Reputation: 127
So I have this table:
CREATE TABLE orders_rows (
order_id NUMBER(10) PRIMARY KEY,
row_num DATE NOT NULL,
p_id NUMBER(10) NOT NULL,
quantity NUMBER(10) NOT NULL,
);
And I want to create a trigger that when update changes quantity to be 0 (zero) -> delete this row.
I tried this:
CHECK_ORDER_ROW trigger:
create or replace
TRIGGER check_order_row
AFTER INSERT OR UPDATE on orders_rows
for each row
BEGIN
if :new.quantity = 0 then
DELETE_ORDER_ROW(:new.order_id, :new.row_num);
end if;
END;
DELETE_ORDER_ROW is the procedure:
DELETE_ORDER_ROW procedure:
create or replace
PROCEDURE delete_order_row (p_order_id NUMBER, p_row_num NUMBER)
IS
BEGIN
DELETE orders_rows WHERE (order_id = p_order_id and row_num = p_row_num);
COMMIT;
END;
But when I try to update:
update orders_rows set quantity=0 where (order_id=1 and row_num=1);
I get error:
A trigger (or a user defined plsql function that is referenced in
this statement) attempted to look at (or modify) a table that was
in the middle of being modified by the statement which fired it.
Any changes I can do? Or try other options to do that?
Thanks in advance!
Upvotes: 0
Views: 147
Reputation: 231661
You probably can't (or at least you shouldn't).
A row-level trigger on a table cannot generally query that same table without causing a mutating table exception. If you were really determined, you could create a package, create a collection of order_id
values in that package, create a before statement trigger that initializes the collection, create a row-level trigger that populated the collection with the :new.order_id
, and then an after statement trigger that iterated through the collection and called delete_order_row
. That, however, is a lot of moving pieces to deal with. It would generally make much more sense for the application code that is setting the quantity
to 0 to delete the row instead.
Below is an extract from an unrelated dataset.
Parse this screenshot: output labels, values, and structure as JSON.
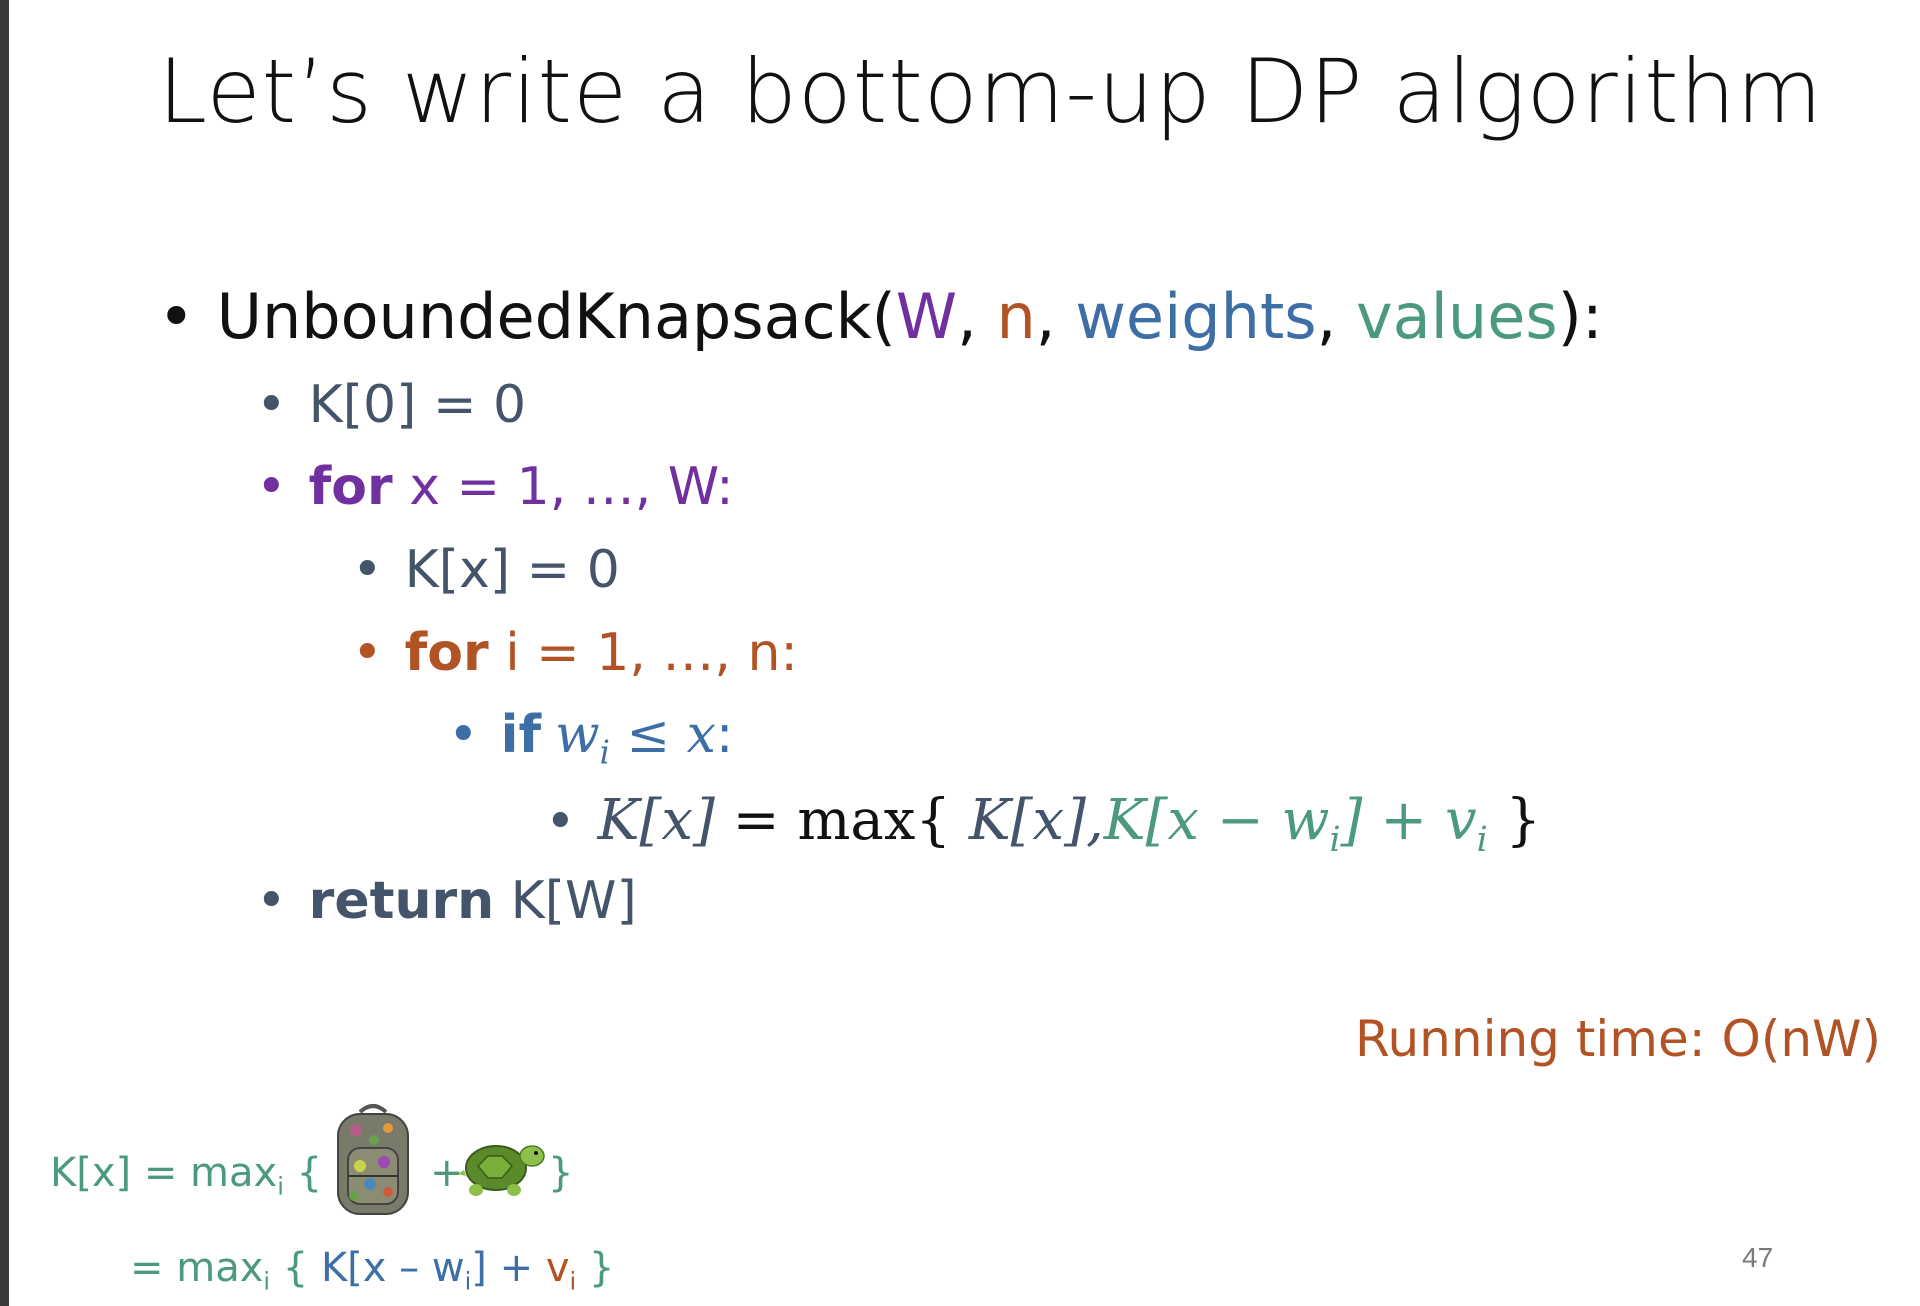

Putting logic into a trigger that deletes a row that an application just inserted (or updated) generally leads to application flows that are very difficult to follow (in part because you can never see the entire flow at once, you're constantly looking to see what side-effects triggers are creating) and bugs that are very difficult to understand and debug.
If you're determined to use a trigger and you don't want to go with the three-trigger solution, you could also rename the table, create a view named order_row
and create an instead of
trigger on the view that turned an update
on the view into an update
or a delete
on the base table depending on the quantity
value. That's adding an extra layer of indirection to your code, though, and it still tends to make application flows difficult to follow.